Decohesion of a rigid flat punch from an elastic layer of finite thickness

Abstract

Interfacial bond strength is a crucial mechanical property of solid adhesive joints that plays an important role in a wide range of applications. A common way of quantifying mechanical strength of an adhered interface is to measure the apparent adhesion strength by finding the maximum pulling force in a tensile bond test and dividing it by the area. Despite the simplicity of this method, there is growing evidence suggesting that the measured quantity is not necessarily an intrinsic attribute of the interface but depends on thickness of the adhesive film and size of the interface. In this work, the critical pull-off force of a flat rigid punch adhered to an elastic film of finite thickness is studied via asymptotic analysis as well as finite element (FE) simulations.
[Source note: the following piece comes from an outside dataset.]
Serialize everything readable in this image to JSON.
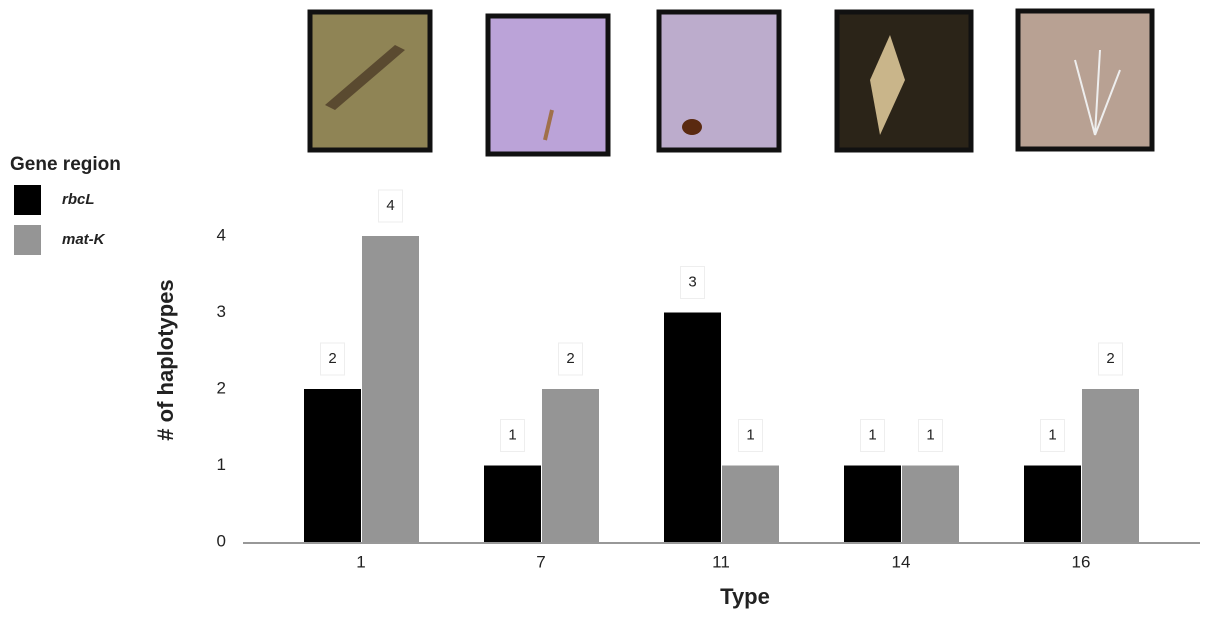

The decohesion behavior is found to be governed by two dimensionless parameters η and φ: the former represents the deformation of the interface relative to the interaction distance of interfacial forces, while the latter denotes a correction factor due to finite thickness of the film. As η changes from 0 to infinity, the interface decohesion would take place from uniform detachment (DMT-like) to crack-like propagation (JKR-like). The transition behavior can be well described by an empirical solution, which suggests a new rational procedure to consistently characterize the intrinsic adhesion properties of an adhered interface from tensile bond tests. Finally, the general empirical solution and the adhesion characterization procedure are directly validated by a series of experiments via detaching a stainless-steel flat punch from adhesive Polydimethylsiloxane (PDMS) films. This work not only offers a clear and explicit solution to capture the transition behavior of interface decohesion but also provides a guideline for modulating adhesion performance via geometry rather than chemistry of the adhesives.